Me vino a correr con que tenía contactos muy importantes y que mi carrera
estaba en peligro si no resolvía el robo.
—Para el carrerón que hiciste…
—Mirá Baigorria, yo seré un negrito metido a comisario, pero
en mi carrera no cagué a nadie. Como otros…
—Siempre me gustaron tus sutilezas Gómez. No te calentés al
pedo que tengo una pista.
—Serás pelotudo. Y en vez de decirmelo de entrada me tenés
que hacer calentar antes. ¿Qué sabemos?
—Momentito. Primero que nada, andá sacando el plural. Yo se.
Y si vos querés saber te aviso que esto no te va a salir gratis.
—Serás hijo de puta. Después de la colección de cagadas que
te mandaste en la policía, que pudiste salir renunciando para no embarrar más
la cancha; ¿todavía tenés el tupé de pedir?
—Gomez, por favor no uses la palabra “tupé” que pareces una
vieja chota. Escuchame, la agencia no deja mucha plata y yo tengo un vicio
caro.
—Te vas a morir si le das a las drogas, más a tu edad. Conozco
un equipo interdisciplinario muy bueno, de la gente de toxicomanía.
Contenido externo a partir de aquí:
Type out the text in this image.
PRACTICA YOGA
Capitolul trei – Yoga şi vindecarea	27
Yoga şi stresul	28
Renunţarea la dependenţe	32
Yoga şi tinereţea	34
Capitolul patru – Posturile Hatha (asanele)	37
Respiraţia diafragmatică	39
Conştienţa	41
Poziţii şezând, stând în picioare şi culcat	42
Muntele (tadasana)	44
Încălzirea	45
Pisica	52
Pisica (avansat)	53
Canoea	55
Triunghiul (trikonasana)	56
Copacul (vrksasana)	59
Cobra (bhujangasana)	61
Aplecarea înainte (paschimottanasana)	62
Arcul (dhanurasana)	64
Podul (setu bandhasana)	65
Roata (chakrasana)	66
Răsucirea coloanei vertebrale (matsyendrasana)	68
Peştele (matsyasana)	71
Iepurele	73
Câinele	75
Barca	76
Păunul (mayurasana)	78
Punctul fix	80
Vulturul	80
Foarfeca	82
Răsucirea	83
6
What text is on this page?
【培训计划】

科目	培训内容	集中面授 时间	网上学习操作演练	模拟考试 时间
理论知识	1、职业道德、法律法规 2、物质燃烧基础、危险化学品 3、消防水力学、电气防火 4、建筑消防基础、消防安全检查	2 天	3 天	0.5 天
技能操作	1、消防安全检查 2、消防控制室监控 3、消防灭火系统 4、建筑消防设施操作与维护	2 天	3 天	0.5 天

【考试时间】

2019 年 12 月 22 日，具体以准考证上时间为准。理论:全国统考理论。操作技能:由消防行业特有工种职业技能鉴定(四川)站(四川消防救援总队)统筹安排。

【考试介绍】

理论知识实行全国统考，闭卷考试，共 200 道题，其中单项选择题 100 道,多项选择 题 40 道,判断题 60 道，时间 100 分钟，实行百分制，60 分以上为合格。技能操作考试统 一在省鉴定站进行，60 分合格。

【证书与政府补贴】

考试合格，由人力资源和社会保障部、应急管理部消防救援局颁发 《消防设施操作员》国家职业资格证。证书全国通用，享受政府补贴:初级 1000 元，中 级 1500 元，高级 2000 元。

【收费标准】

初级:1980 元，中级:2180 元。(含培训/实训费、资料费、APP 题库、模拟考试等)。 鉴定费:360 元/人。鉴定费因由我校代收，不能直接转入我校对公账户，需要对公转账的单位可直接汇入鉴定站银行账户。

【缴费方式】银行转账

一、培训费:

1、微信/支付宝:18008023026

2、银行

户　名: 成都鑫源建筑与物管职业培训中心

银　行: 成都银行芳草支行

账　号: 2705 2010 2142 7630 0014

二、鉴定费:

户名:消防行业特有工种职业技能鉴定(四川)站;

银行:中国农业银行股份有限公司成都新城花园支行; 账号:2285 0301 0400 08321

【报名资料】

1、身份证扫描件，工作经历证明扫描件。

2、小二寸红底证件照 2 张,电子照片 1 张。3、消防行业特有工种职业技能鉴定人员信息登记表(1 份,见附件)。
—No negro pelotudo –le dije riéndome— , no me pego con nada.
Tengo un Dauphine viejo que estoy restaurando. Necesito algo de plata para los
repuestos.
Me pareció que Gómez se reía. Después de una pausa me
contestó:
—No te prometo nada pero veo si puedo “distraer” algo de los
fondos de la Cooperadora
policial de la seccional. Llamame cuando tenga que hacer el allanamiento y
estamos hechos.
Gómez cortó. A pesar de todas las cosas que habían pasado
entre nosotros, él sabía que nunca fracasé en una investigación. Y yo estaba
seguro que, sin importar todos los años que llevaba fuera de la fuerza, tampoco
me equivocaría esta vez. Lo que yo no sabía, era la cantidad de inconvenientes
y golpes que me encontraría en el camino.